Someone mentioned music people. When people come into my 2 room apartment and see the sheer volume of my CD collection, their mouths just drop.

No one has mentioned the Tulip speculators yet? Prime example IMHO.

http://www.sfheart.com/tulip.html

  • Tamerlane

I spent a couple of hours trying to find the sources I have that describe the peculiar British phenomenon of “militias” in the latter half of the 1800s. Unfortunately, I failed.

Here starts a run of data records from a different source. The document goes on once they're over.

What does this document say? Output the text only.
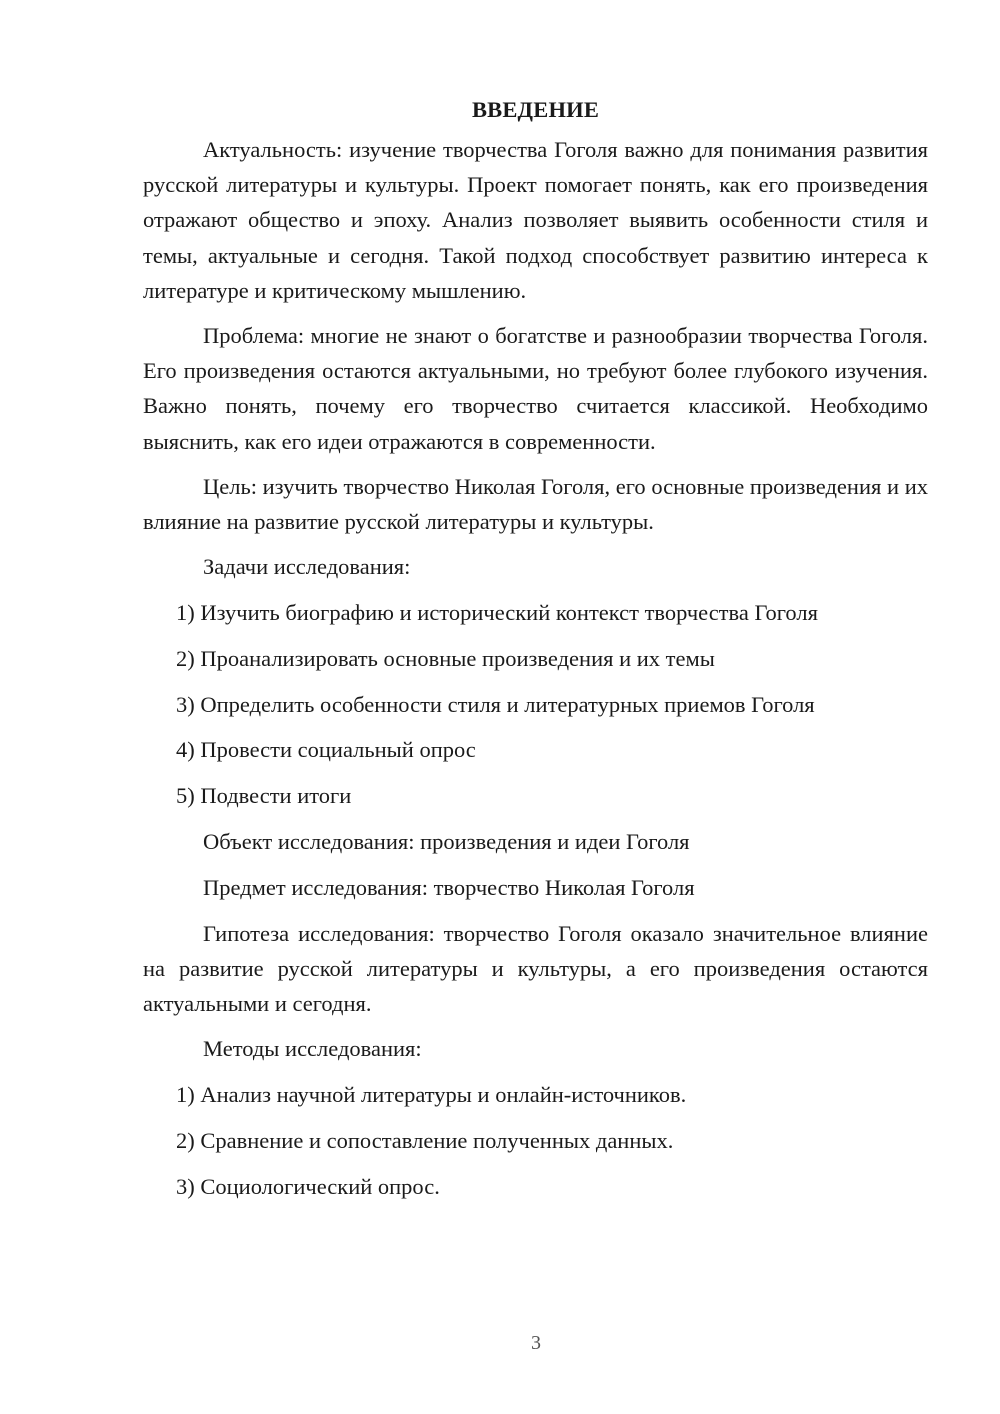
ВВЕДЕНИЕ

Актуальность: изучение творчества Гоголя важно для понимания развития русской литературы и культуры. Проект помогает понять, как его произведения отражают общество и эпоху. Анализ позволяет выявить особенности стиля и темы, актуальные и сегодня. Такой подход способствует развитию интереса к литературе и критическому мышлению.

Проблема: многие не знают о богатстве и разнообразии творчества Гоголя. Его произведения остаются актуальными, но требуют более глубокого изучения. Важно понять, почему его творчество считается классикой. Необходимо выяснить, как его идеи отражаются в современности.

Цель: изучить творчество Николая Гоголя, его основные произведения и их влияние на развитие русской литературы и культуры.

Задачи исследования:
1) Изучить биографию и исторический контекст творчества Гоголя
2) Проанализировать основные произведения и их темы
3) Определить особенности стиля и литературных приемов Гоголя
4) Провести социальный опрос
5) Подвести итоги
Объект исследования: произведения и идеи Гоголя
Предмет исследования: творчество Николая Гоголя

Гипотеза исследования: творчество Гоголя оказало значительное влияние на развитие русской литературы и культуры, а его произведения остаются актуальными и сегодня.

Методы исследования:
1) Анализ научной литературы и онлайн-источников.
2) Сравнение и сопоставление полученных данных.
3) Социологический опрос.
3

If I remember rightly though, between the 1860s and early 1880s the militia movement was only loosely bound to the actual military of the U.K. It was largely dismissed by regular soldiers as a dress-up sport, and as best I can tell for at least twenty years these guys primarily put on ornate uniforms and paraded around to impress the girls.

By the 1880s these organizations successfully lobbied to be more closely tied to the armed forces (again, if I remember correctly). From that point forward they ceased to be as harmless as they were once considered. I think some of the unit names survived long enough to be incorporated into the Kitchener units of World War I.

So I guess what I’m trying to say is don’t laugh too hard at our Jedi friends. Forty years from now their grandkids might be swinging their glow-bats for real!

Tamerlane wrote:

Tulip bulb speculators are not so much similar to Star Trek / Star Wars fans as they are similar to the dot-com stock market speculators of the late 1990s.

I’m surprised no one has mentioned the fanatical obsession with Tolkien that has come and gone a few times over the last half-century.

I’m surprised no one has mentioned the fanatical obsession with Tolkien that has come and gone a few times over the last half-century.